Mit dem Gesundes-Herz-Gesetz wird geregelt, dass die Krankenkassen ihren Versicherten verpflichtend ein strukturiertes Behandlungsprogramm (Disease-Management-Programme, DMP) für bestimmte Erkrankungen anbieten und darüber aktiv informieren müssen. Zudem soll die DMP-Programmkostenpauschale entfallen. Die DMP-bedingten Leistungsausgaben der Krankenkassen werden dann regulär im Risikostrukturausgleich des Gesundheitsfonds berücksichtigt. Im Gegenzug müssen Disease-Management-Programme künftig nicht mehr vom Bundesamt für Soziale Sicherung (BAS) zugelassen werden.

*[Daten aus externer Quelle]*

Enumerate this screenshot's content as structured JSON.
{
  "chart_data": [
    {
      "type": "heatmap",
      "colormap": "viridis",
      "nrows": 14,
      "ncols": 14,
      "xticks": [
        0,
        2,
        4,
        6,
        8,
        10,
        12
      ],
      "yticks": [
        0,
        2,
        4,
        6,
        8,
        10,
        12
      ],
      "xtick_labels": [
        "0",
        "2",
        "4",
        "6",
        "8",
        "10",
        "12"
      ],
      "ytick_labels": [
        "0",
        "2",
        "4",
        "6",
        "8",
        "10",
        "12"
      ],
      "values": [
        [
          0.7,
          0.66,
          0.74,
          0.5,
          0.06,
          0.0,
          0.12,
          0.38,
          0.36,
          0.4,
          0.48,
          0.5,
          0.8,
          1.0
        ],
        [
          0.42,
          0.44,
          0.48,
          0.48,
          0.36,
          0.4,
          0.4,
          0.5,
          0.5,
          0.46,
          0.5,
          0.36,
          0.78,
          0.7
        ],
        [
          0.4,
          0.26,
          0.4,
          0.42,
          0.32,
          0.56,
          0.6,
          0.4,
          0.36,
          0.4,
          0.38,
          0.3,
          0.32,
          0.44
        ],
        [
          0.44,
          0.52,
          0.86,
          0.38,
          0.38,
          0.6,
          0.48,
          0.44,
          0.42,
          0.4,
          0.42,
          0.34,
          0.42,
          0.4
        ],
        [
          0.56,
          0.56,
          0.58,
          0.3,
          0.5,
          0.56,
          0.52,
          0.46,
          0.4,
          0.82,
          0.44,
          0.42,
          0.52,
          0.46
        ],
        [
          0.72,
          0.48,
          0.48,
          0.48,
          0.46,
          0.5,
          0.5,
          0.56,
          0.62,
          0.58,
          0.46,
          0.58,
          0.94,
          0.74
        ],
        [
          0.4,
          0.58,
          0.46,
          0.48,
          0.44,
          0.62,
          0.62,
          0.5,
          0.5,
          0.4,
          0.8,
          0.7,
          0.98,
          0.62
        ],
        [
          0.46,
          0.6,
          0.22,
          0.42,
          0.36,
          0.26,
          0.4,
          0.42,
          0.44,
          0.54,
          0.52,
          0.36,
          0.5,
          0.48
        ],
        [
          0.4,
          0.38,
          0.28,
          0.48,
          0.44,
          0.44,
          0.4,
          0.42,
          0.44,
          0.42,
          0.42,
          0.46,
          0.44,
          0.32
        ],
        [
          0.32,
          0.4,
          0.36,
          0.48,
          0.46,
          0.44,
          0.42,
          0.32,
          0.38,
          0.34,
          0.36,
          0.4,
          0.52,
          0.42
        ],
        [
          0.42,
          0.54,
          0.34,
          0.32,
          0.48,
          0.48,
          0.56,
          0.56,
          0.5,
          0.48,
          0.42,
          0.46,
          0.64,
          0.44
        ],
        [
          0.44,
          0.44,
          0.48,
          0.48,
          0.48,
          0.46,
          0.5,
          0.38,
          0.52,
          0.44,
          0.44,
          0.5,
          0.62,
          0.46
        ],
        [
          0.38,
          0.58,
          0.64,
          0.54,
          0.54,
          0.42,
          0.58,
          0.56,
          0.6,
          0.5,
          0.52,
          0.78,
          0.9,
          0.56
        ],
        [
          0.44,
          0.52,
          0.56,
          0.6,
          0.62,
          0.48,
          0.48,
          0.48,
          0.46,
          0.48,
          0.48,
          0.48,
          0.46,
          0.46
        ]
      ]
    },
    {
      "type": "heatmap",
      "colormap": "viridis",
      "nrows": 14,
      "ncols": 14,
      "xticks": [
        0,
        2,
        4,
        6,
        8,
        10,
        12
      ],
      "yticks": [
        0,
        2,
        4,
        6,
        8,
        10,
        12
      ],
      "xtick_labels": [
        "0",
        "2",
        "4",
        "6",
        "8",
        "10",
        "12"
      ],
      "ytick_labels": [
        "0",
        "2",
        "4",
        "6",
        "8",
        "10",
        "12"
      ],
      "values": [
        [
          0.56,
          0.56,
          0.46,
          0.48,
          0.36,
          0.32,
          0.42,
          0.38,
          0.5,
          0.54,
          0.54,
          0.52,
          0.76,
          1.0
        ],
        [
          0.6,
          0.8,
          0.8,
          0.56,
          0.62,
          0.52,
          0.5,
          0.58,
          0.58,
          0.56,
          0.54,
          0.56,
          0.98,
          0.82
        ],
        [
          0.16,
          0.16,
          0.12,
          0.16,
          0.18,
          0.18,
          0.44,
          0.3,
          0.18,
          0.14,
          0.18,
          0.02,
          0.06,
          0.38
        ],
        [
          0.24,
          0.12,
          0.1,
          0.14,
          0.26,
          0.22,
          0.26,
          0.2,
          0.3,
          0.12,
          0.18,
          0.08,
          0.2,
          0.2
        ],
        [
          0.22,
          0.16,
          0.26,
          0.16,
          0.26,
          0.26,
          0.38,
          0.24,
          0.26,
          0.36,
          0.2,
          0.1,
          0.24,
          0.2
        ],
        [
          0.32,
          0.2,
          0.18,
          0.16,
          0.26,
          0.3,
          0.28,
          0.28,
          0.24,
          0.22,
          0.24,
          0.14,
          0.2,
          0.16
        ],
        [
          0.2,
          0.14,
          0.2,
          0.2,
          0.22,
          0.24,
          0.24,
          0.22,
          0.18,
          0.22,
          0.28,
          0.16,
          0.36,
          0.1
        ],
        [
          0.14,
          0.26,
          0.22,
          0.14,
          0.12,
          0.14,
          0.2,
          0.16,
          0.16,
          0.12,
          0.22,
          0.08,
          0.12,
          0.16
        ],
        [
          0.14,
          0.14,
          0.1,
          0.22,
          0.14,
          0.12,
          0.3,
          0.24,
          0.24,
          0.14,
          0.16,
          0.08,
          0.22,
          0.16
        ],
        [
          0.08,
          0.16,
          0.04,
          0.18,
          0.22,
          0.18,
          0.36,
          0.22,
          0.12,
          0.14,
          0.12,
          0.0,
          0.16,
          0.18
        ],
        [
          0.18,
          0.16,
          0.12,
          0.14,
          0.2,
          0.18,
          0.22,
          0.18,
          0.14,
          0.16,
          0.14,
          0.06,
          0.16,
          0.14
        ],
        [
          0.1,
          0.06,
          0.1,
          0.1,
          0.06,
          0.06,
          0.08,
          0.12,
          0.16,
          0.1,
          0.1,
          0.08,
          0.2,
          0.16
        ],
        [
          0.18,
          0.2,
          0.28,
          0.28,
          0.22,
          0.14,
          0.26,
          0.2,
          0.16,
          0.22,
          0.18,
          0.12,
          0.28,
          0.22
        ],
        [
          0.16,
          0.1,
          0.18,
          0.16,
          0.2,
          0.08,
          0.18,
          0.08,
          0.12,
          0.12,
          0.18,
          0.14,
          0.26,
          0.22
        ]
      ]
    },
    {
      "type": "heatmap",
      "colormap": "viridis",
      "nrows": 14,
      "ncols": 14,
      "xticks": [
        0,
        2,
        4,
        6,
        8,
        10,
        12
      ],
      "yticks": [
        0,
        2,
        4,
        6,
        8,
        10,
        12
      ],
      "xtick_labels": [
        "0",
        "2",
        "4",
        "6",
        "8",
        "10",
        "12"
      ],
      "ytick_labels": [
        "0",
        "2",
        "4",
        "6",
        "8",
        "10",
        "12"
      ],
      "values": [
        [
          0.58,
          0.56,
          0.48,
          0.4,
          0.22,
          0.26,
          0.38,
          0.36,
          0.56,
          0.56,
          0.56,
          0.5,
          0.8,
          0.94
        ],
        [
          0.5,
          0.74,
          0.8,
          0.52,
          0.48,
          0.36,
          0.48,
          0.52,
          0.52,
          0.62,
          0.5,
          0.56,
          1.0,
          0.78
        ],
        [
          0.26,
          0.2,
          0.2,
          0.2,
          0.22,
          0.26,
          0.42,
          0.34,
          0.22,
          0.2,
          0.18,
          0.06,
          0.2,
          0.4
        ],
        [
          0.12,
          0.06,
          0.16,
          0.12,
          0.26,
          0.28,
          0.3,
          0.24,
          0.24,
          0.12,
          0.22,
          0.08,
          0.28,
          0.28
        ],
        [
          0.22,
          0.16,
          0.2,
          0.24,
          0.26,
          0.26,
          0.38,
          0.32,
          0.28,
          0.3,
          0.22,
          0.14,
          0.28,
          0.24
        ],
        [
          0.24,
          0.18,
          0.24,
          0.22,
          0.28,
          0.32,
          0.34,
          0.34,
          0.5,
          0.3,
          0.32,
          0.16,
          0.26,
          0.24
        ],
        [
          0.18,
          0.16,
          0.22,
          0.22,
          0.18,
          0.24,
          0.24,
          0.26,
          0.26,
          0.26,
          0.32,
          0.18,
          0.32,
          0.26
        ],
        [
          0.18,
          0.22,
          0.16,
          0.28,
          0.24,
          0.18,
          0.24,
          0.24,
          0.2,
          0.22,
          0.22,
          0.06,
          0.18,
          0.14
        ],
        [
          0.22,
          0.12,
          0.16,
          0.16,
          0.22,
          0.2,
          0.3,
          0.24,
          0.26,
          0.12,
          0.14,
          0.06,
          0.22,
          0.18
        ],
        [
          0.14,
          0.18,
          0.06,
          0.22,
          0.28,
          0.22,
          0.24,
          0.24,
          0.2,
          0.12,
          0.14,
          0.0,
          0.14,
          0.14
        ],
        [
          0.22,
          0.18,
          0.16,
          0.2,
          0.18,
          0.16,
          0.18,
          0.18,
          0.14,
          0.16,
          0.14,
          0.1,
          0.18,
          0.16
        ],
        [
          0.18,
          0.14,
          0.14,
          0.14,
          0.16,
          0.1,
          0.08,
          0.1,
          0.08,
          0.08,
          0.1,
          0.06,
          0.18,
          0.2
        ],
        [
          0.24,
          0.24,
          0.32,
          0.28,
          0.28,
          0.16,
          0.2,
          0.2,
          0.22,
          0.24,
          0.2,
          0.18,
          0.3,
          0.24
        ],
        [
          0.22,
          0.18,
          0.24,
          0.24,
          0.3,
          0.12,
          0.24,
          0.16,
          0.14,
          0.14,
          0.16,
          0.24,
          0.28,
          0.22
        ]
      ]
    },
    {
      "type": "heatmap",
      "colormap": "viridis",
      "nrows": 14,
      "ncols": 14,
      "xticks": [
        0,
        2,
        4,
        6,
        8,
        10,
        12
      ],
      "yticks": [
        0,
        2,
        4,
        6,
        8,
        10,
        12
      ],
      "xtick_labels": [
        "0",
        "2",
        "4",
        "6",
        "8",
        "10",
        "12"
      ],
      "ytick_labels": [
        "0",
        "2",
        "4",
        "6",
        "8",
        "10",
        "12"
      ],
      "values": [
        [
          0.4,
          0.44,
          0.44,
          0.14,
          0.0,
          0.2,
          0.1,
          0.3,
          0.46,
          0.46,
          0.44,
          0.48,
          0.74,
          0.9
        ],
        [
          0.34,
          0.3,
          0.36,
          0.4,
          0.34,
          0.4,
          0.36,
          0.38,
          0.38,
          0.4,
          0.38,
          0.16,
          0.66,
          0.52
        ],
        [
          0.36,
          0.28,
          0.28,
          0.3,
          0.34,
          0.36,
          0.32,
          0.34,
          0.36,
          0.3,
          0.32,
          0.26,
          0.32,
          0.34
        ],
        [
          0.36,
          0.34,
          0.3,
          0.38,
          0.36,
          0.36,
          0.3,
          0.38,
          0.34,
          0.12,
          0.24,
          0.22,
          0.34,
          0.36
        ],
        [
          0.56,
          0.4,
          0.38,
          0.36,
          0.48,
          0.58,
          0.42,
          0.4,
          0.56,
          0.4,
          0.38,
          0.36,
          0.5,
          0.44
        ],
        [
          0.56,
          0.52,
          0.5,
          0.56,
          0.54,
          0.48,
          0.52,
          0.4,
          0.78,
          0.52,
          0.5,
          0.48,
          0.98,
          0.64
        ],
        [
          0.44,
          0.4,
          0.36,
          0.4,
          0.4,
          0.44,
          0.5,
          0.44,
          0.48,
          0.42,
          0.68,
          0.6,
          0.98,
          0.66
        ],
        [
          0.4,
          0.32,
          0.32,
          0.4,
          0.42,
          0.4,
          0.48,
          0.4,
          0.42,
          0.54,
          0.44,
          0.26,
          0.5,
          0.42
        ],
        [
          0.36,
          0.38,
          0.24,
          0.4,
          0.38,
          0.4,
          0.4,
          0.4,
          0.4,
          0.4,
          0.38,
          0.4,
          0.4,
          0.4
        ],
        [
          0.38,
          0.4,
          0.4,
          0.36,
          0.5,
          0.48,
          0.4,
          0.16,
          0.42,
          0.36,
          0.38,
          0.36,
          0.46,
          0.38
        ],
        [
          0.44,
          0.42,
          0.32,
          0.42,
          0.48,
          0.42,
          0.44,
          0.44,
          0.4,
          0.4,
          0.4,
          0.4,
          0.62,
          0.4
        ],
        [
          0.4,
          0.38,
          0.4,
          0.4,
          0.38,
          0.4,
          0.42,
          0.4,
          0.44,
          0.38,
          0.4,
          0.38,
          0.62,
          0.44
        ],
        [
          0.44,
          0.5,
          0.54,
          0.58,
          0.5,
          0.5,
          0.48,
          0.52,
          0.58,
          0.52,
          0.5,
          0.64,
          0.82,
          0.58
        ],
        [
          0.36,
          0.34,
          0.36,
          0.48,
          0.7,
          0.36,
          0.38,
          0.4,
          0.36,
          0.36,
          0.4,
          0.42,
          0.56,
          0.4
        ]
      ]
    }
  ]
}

Kassen und Leistungserbringer werden überdies verpflichtet, für die DMP Diabetes mellitus Typ1 und 2 sowie koronare Herzkrankheit eine qualitätsorientierte, erfolgsabhängige Vergütung zu regeln. Der G-BA wird beauftragt, hierzu mindestens drei Qualitätsziele zu bestimmen. Zudem soll der G-BA Anforderungen an ein neues krankheitsübergreifendes Disease-Management-Programm für behandlungsbedürftige Versicherte mit einem hohen Risiko für eine Herz-Kreislauf-Erkrankung beschließen.
Die Position der Barmer
Die Abschaffung der zentralen DMP-Zulassung durch das Bundesamt für Soziale Sicherung birgt die Gefahr, dass aufgrund der Vielzahl von DMP-Verträgen erhebliche Qualitätsunterschiede entstehen. Die Implementierung eines neuen risikobezogenen und krankheitsübergreifenden DMP passt zudem nicht zur bisherigen Systematik, die auf Versicherte mit einer bereits manifesten Erkrankung abzielt. Eine erhebliche Erweiterung des in DMP eingeschriebenen Personenkreises würde zudem zur Überversorgung der Patientinnen und Patienten sowie zu einer Überlastung der Arztpraxen führen.
In Zukunft sollen auch Apotheken stärker in die Früherkennung von Herz-Kreislauf-Erkrankungen eingebunden werden. Versicherte haben künftig einmal pro Jahr einen Anspruch auf niedrigschwellige Früherkennungs- und Beratungsangebote. So können Apotheken beispielsweise Blutzucker- oder Blutdruckwerte messen sowie zu gesunder Ernährung oder Tabakprävention beraten. Dazu ist auch vorgesehen, dass die Versicherten im Rahmen der Früherkennungsuntersuchungen personalisierte Gutscheine auf postalischem oder digitalen Weg zugesandt bekommen.
Position der Barmer
Bereits heute existieren Beratungs- und Präventionsangebote in Apotheken und werden als pharmazeutische Dienstleistung zusätzlich vergütet. Es besteht die Gefahr, dass durch Ausweitung von Präventionsleistungen im ärztlichen und pharmazeutischen Bereich Doppelstrukturen entstehen, ohne dass sich die Gesundheit der Versicherten verbessert. Für den Gutscheinversand im großen Stil müssen zudem vorrangig digitale Kommunikationskanäle genutzt und Doppelabrechnungen vermieden werden.